Kritische Worte findet Tim Pargent für das Studentenwerk: „Dort läuft die Organisation des Semestertickets zusammen. Leider wurde die Herausnahme der beiden Strecken nicht kommuniziert. Dann hätten die Betroffenen es spätestens beim Validieren der Ausweise gewusst.“ Josef Tost, Geschäftsführer des Studentenwerks, ist derzeit im Urlaub, für eine Stellungnahme nicht zu erreichen.

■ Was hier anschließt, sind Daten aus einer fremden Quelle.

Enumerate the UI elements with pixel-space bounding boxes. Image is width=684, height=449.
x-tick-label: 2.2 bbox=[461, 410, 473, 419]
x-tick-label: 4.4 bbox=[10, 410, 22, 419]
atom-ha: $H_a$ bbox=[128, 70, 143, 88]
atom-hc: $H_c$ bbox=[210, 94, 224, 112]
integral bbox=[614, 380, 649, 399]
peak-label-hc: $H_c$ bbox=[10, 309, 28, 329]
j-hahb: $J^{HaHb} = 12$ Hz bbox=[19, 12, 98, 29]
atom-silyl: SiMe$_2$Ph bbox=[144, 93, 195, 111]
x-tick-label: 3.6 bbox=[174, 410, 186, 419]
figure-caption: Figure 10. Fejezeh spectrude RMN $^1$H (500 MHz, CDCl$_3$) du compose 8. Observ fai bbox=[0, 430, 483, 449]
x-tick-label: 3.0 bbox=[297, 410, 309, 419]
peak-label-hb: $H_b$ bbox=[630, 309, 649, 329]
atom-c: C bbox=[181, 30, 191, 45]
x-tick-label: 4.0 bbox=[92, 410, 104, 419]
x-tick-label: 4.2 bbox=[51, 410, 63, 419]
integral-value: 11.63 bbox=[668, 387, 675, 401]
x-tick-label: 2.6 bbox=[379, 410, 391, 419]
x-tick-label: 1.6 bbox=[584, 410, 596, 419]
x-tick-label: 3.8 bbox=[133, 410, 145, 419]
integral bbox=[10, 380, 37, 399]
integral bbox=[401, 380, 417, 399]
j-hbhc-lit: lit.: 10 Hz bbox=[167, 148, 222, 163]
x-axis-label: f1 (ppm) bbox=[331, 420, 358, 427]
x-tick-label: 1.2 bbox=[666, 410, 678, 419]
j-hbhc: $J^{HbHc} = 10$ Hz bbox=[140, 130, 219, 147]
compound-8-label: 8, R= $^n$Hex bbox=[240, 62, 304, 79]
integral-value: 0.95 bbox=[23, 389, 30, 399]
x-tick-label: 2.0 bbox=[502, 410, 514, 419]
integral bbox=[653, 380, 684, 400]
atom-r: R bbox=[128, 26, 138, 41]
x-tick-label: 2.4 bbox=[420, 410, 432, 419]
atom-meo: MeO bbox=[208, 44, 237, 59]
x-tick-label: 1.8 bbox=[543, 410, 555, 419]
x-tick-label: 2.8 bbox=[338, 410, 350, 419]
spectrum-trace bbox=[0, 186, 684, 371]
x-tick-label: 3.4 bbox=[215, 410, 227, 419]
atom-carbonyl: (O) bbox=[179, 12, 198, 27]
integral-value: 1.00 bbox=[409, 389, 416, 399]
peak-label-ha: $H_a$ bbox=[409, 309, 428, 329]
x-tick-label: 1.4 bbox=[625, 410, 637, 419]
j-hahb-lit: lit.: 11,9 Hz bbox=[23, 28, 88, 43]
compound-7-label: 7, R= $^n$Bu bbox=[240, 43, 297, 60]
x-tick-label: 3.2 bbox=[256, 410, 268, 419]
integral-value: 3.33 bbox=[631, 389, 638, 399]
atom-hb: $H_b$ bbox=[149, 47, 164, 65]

Auf der Internetseite der Einrichtung kann eine zweiseitige Information über den Geltungsbereich des Semestertickets heruntergeladen werden – dort sind alle Linien aufgelistet, auf denen das Ticket gilt. Dass Linien herausgenommen wurden, steht aber nirgends.

Der Agilis-Vertreter hat nach der Kurier-Anfrage Bereitschaft zu Nachverhandlungen signalisiert. Dennoch ist der Zug in diesem Semester abgefahren: Die Verträge zwischen den Verkehrsunternehmen und dem Studentenwerk Oberfranken sind vom Ministerium abgesegnet, die Beiträge der Studierenden eingezogen. Und die Frage nach der Solidarität? Darauf hat keiner der Beteiligten eine Antwort.